Zeigler mentions the case for playing the February 11 game at the 92,000-capacity Rose Bowl in Pasadena, Calif., in order to
generate income that could be put back into promoting the game. "Beside the goodwill gesture toward a Hispanic community long ignored and ostracized by U.S. Soccer," he writes, "the $5
million gate could be plowed back into that very community in youth development programs aimed at cultivating players for -- yes, future U.S. national teams."
But he acknowledges
last week's comments by USSF President Sunil Gulati
that the U.S. will only start talking about playing Mexico at the Rose Bowl when Mexico entertains the possibility of playing
its home games against the U.S. at sea level in Monterrey, rather than at altitude in Mexico City. "We'll play qualifying games in venues where we believe the U.S. national team has the best
chance of winning and moving along towards qualification for South Africa 2010," Gulati wrote Zeigler by e-mail. That likely means cold Columbus, Ohio, with its 1 percent Mexican demographic.

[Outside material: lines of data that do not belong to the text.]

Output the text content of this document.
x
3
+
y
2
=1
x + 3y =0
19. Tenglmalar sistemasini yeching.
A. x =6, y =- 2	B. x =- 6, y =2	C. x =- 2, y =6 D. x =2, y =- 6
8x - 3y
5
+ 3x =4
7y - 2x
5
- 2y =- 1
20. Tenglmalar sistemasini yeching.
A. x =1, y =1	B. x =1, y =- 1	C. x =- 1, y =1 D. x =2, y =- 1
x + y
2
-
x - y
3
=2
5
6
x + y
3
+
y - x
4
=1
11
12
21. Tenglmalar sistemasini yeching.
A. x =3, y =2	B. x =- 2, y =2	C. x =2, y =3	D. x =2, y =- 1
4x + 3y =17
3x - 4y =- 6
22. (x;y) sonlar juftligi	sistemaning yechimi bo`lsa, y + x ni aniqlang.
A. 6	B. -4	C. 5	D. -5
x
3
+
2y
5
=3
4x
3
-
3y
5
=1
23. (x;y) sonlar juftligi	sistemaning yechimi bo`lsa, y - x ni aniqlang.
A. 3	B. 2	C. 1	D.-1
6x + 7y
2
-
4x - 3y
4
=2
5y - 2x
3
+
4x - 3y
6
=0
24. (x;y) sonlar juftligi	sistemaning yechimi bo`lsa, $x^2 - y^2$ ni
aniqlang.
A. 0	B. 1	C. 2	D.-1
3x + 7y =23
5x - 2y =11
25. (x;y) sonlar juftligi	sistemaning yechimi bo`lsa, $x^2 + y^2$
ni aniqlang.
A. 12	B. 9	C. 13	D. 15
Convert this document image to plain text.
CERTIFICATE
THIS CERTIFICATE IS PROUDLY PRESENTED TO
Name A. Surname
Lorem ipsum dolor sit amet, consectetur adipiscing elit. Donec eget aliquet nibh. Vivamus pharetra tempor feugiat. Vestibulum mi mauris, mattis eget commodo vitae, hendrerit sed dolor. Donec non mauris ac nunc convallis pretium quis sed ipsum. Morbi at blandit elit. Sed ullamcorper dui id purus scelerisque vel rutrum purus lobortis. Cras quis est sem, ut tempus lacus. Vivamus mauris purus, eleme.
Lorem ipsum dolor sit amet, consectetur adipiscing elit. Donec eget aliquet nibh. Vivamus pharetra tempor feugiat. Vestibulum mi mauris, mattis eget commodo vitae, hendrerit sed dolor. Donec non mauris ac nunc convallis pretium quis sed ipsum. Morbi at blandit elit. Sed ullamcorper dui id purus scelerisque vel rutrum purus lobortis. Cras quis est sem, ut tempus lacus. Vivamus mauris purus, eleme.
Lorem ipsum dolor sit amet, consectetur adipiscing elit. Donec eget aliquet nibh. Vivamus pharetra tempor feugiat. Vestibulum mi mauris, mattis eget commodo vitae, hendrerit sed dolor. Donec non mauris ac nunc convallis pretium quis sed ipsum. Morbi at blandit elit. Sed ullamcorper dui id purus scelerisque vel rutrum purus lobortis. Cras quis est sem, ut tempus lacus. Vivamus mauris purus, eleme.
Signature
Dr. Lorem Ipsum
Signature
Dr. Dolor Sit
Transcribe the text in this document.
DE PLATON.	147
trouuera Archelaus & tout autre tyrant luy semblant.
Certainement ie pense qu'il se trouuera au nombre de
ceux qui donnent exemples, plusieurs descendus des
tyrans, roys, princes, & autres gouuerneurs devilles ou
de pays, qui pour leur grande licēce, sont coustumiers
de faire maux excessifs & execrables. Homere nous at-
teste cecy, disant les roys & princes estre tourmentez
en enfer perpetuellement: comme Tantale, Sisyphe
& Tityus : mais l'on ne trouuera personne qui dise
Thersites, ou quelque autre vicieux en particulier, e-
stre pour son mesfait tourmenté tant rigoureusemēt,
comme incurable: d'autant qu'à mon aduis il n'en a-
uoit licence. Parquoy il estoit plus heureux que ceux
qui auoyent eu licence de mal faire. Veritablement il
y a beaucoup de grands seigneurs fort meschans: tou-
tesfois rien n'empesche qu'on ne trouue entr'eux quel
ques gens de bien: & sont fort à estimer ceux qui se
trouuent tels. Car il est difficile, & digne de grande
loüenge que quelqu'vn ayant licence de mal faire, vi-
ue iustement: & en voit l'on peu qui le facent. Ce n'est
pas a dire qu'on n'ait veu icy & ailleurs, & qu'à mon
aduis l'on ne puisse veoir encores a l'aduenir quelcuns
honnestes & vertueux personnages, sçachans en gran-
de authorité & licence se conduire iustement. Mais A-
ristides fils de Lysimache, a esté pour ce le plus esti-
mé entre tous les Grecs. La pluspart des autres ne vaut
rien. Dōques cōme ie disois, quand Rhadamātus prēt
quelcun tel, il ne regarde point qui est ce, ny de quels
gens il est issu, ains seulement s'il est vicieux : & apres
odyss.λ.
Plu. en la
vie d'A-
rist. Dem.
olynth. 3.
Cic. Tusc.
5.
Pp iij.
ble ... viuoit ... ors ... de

Still, says Zeigler, isn't it worth the risk of losing the game given that the U.S. will likely qualify in any case? And if it can't be Pasadena, why not compromise on a cold-weather
city such as Cleveland or Washington D.C. where Mexico's fans would have better access to tickets? "You get the feeling, though, that [U.S. coach Bob
will lobby hard for Columbus," Zeigler concludes. "And that's fine, with one proviso: the U.S. men better win, to justify tossing away another fleeting chance
'to promote' the sport on a national scale."